Understanding Classical Decomposability of Inequality Measures: A Graphical Analysis

TL;DR

This paper introduces a geometric framework to analyze the classical decomposability of inequality measures, revealing that decomposability is not binary and identifying key residuals causing failures.

Contribution

It provides a novel graphical diagnostic method to localize and characterize violations of decomposability in inequality measures.

Findings

Decomposability is not a binary property, with measures failing in distinct ways.

The between-group residual is the main source of failure across measures.

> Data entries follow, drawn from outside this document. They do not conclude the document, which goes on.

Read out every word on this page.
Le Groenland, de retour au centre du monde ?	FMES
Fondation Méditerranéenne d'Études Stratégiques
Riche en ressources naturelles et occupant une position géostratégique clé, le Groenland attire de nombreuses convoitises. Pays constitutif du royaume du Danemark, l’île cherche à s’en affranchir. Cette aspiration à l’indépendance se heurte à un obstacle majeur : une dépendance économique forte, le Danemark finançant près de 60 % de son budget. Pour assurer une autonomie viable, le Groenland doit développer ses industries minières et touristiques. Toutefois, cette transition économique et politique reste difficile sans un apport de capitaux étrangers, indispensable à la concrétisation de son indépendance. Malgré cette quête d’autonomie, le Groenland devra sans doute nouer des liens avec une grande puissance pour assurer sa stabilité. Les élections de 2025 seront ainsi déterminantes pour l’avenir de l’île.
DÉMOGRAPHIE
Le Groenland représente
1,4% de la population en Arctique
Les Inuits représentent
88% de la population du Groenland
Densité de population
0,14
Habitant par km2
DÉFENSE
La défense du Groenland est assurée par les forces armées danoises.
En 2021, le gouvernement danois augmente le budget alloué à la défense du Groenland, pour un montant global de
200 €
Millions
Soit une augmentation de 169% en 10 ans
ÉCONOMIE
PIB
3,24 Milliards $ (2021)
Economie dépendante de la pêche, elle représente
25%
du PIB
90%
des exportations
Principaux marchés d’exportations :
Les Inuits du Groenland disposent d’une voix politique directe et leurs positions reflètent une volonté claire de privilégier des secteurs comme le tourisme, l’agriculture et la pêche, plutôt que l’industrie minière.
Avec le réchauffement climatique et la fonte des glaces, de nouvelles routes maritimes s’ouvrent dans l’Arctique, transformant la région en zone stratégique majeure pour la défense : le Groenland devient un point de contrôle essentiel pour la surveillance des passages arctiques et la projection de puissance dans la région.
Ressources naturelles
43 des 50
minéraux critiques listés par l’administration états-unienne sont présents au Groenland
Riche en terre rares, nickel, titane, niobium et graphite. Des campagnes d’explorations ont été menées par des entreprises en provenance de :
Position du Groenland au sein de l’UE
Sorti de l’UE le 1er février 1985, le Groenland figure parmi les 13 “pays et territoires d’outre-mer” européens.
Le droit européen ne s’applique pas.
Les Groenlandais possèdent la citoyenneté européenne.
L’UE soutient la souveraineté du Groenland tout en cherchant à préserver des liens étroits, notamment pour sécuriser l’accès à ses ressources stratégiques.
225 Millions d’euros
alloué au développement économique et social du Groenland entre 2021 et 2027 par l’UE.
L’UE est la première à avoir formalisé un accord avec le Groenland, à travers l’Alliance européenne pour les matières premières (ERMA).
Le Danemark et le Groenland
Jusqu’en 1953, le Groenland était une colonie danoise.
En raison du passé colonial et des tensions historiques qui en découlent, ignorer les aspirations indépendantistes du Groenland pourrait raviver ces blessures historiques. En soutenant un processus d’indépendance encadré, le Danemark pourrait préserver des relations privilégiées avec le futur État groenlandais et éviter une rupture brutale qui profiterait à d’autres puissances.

Negative residuals can make decompositions uninterpretable, especially for certain measures.

Abstract

This paper develops a geometric diagnostic framework for classical inequality decomposability. Representing the simplest nontrivial setting of three-person income distributions as points on the two-dimensional income-share simplex, we translate population-share-weighted and income-share-weighted decomposability into concrete geometric restrictions on within- and between-group residuals, making it possible to localise and characterise violations across measures. Applied to the Mean Log Deviation, the Gini coefficient, the coefficient of variation, and the Theil index, the analysis shows that decomposability is not a binary property as measures fail in qualitatively distinct ways, and the between-group residual is consistently the primary locus of failure. Negative between-group residuals render the decomposition uninterpretable and arise for the coefficient of variation and the Theil index under population-share weighting, and for the Mean Log Deviation under income-share weighting. Stylised numerical examples quantify the resulting misinterpretation scenarios for applied researchers.